Well worth watching. The extras are good too.
Simon Pegg and Nick Frost have done very well for themselves with a series of films taking a modern, humorous look at the films that they (and I) grew up with. Shaun of the Dead was a great pastiche of the schlock horror genre, and Hot Fuzz was a perfect take on action films.
Utilising every cliché in the book, we are treated to the tale of one man's mission to bring law and order to a sleepy rural village. Taking off everything from the Bill to Die Hard, and passing through every station in between, it's a rollercoaster of a ride packed with thrills and mystery. And jokes. Lots of jokes. It's hilarious.
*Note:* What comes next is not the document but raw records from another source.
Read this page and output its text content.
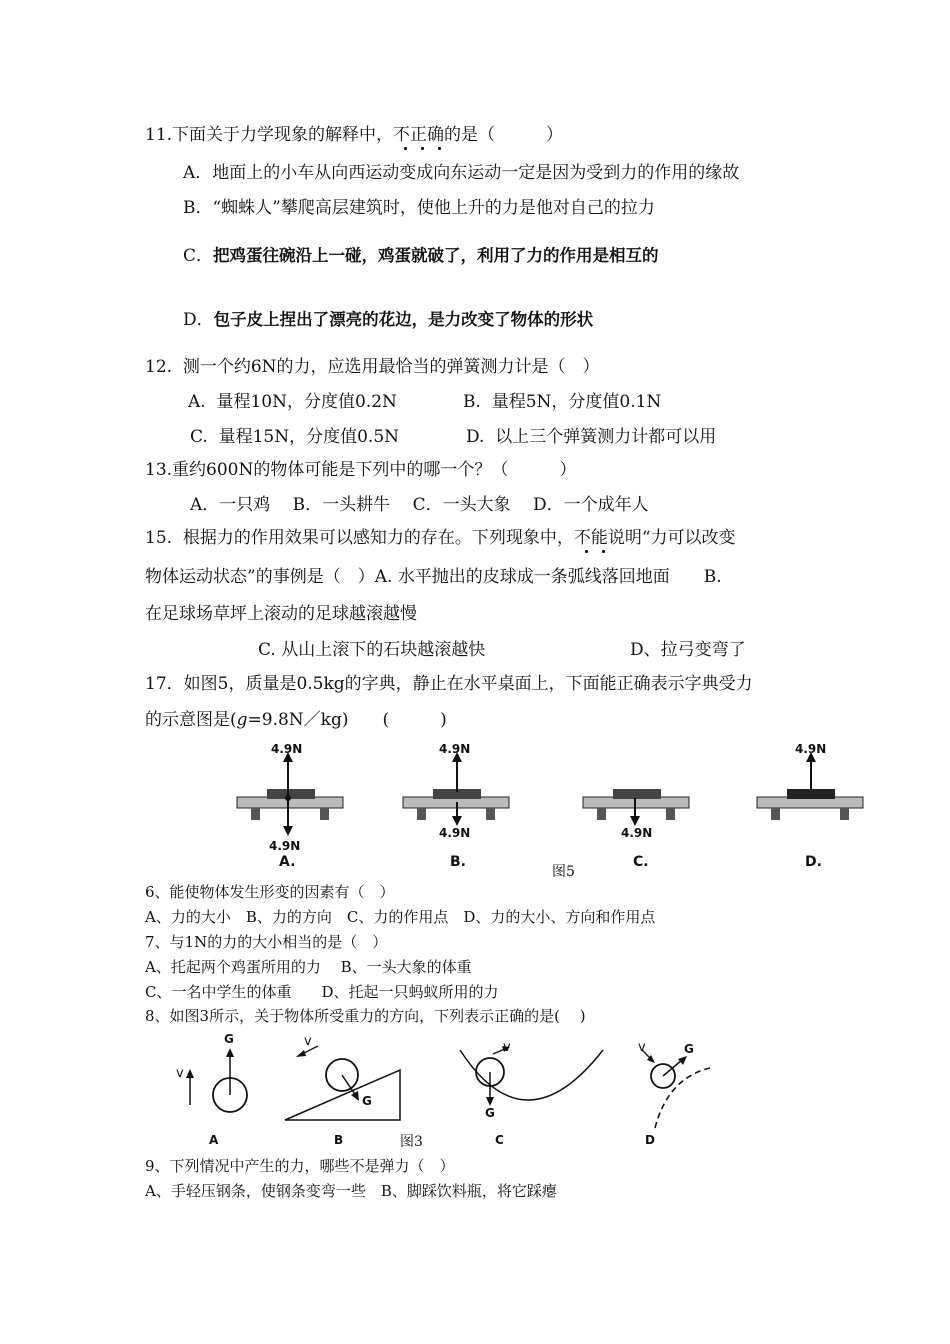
11.下面关于力学现象的解释中，不正确的是（　　　）
A．地面上的小车从向西运动变成向东运动一定是因为受到力的作用的缘故
B．“蜘蛛人”攀爬高层建筑时，使他上升的力是他对自己的拉力
C．把鸡蛋往碗沿上一碰，鸡蛋就破了，利用了力的作用是相互的
D．包子皮上捏出了漂亮的花边，是力改变了物体的形状
12.  测一个约6N的力，应选用最恰当的弹簧测力计是（　）
A.  量程10N，分度值0.2N	B.  量程5N，分度值0.1N
C.  量程15N，分度值0.5N	D.  以上三个弹簧测力计都可以用
13.重约600N的物体可能是下列中的哪一个？（　　　）
A．一只鸡　 B．一头耕牛　 C．一头大象　 D．一个成年人
15.  根据力的作用效果可以感知力的存在。下列现象中，不能说明“力可以改变
物体运动状态”的事例是（　）A. 水平抛出的皮球成一条弧线落回地面　　B.
在足球场草坪上滚动的足球越滚越慢
C. 从山上滚下的石块越滚越快	D、拉弓变弯了
17．如图5，质量是0.5kg的字典，静止在水平桌面上，下面能正确表示字典受力
的示意图是(g=9.8N／kg)　　(　　　)
4.9N
4.9N
A.
4.9N
4.9N
B.
4.9N
C.
4.9N
D.
图5
6、能使物体发生形变的因素有（　）
A、力的大小　B、力的方向　C、力的作用点　D、力的大小、方向和作用点
7、与1N的力的大小相当的是（　）
A、托起两个鸡蛋所用的力　 B、一头大象的体重
C、一名中学生的体重　　D、托起一只蚂蚁所用的力
8、如图3所示，关于物体所受重力的方向，下列表示正确的是(　 )
v
G
A
v
G
B	图3
v
G
C
v	G
D
9、下列情况中产生的力，哪些不是弹力（　）
A、手轻压钢条，使钢条变弯一些　B、脚踩饮料瓶，将它踩瘪
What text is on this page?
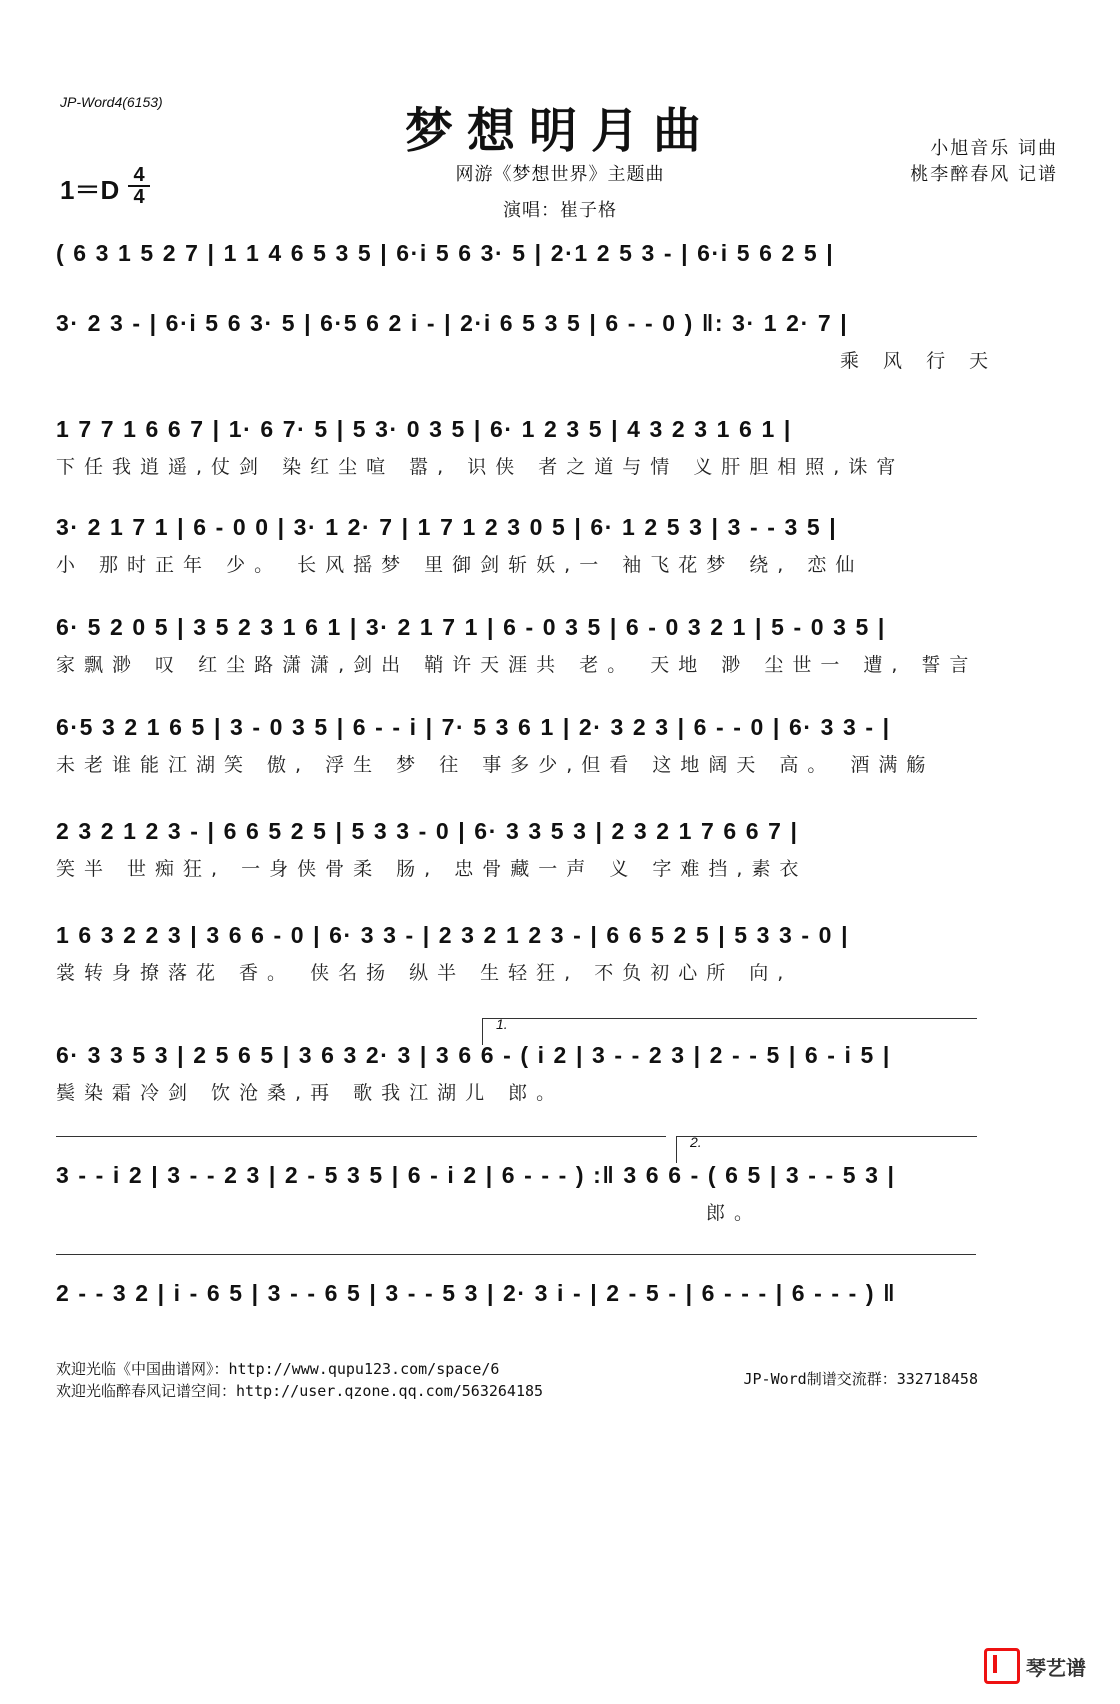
JP-Word4(6153)
梦想明月曲	小旭音乐 词曲
桃李醉春风 记谱
1＝D 4
4
网游《梦想世界》主题曲
演唱：崔子格
( 6 3 1 5 2 7 | 1 1 4 6 5 3 5 | 6·i 5 6 3· 5 | 2·1 2 5 3 - | 6·i 5 6 2 5 |
3· 2 3 - | 6·i 5 6 3· 5 | 6·5 6 2 i - | 2·i 6 5 3 5 | 6 - - 0 ) ‖: 3· 1 2· 7 |
乘 风 行 天
1 7 7 1 6 6 7 | 1· 6 7· 5 | 5 3· 0 3 5 | 6· 1 2 3 5 | 4 3 2 3 1 6 1 |
下任我逍遥,仗剑 染红尘喧 嚣, 识侠 者之道与情 义肝胆相照,诛宵
3· 2 1 7 1 | 6 - 0 0 | 3· 1 2· 7 | 1 7 1 2 3 0 5 | 6· 1 2 5 3 | 3 - - 3 5 |
小 那时正年 少。 长风摇梦 里御剑斩妖,一 袖飞花梦 绕, 恋仙
6· 5 2 0 5 | 3 5 2 3 1 6 1 | 3· 2 1 7 1 | 6 - 0 3 5 | 6 - 0 3 2 1 | 5 - 0 3 5 |
家飘渺 叹 红尘路潇潇,剑出 鞘许天涯共 老。 天地 渺 尘世一 遭, 誓言
6·5 3 2 1 6 5 | 3 - 0 3 5 | 6 - - i | 7· 5 3 6 1 | 2· 3 2 3 | 6 - - 0 | 6· 3 3 - |
未老谁能江湖笑 傲, 浮生 梦 往 事多少,但看 这地阔天 高。 酒满觞
2 3 2 1 2 3 - | 6 6 5 2 5 | 5 3 3 - 0 | 6· 3 3 5 3 | 2 3 2 1 7 6 6 7 |
笑半 世痴狂, 一身侠骨柔 肠, 忠骨藏一声 义 字难挡,素衣
1 6 3 2 2 3 | 3 6 6 - 0 | 6· 3 3 - | 2 3 2 1 2 3 - | 6 6 5 2 5 | 5 3 3 - 0 |
裳转身撩落花 香。 侠名扬 纵半 生轻狂, 不负初心所 向,
1.
6· 3 3 5 3 | 2 5 6 5 | 3 6 3 2· 3 | 3 6 6 - ( i 2 | 3 - - 2 3 | 2 - - 5 | 6 - i 5 |
鬓染霜冷剑 饮沧桑,再 歌我江湖儿 郎。
2.
3 - - i 2 | 3 - - 2 3 | 2 - 5 3 5 | 6 - i 2 | 6 - - - ) :‖ 3 6 6 - ( 6 5 | 3 - - 5 3 |
郎。
2 - - 3 2 | i - 6 5 | 3 - - 6 5 | 3 - - 5 3 | 2· 3 i - | 2 - 5 - | 6 - - - | 6 - - - ) ‖
欢迎光临《中国曲谱网》：http://www.qupu123.com/space/6
欢迎光临醉春风记谱空间：http://user.qzone.qq.com/563264185
JP-Word制谱交流群：332718458
琴艺谱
Added into the mix is a fine roster of British actors. Jim Broadbent is absolutely superb as the commander of the local police force. Sterling work comes from Timothy Dalton in a great riff on his Bond characterisation (crossed with an Agatha Christie villain!) and the late Edward Woodward, who plays an elderly version of the Equaliser with his usual charm. Paddy Considine, Bill Bailey, Steve Coogan, Bill Nighy, Paul Freeman and, basically, anyone who is anyone in British TV and film get a llok in. Central to all of this is the pairing of Pegg and Frost, who's easy going friendship holds the whole film together and stops it being too much of a rambling mess.
I absolutely loved this film. It's a funny, affectionate look at films I love, played out with great charm by a cast who are obviously enjoying themselves enormously. 5 stars.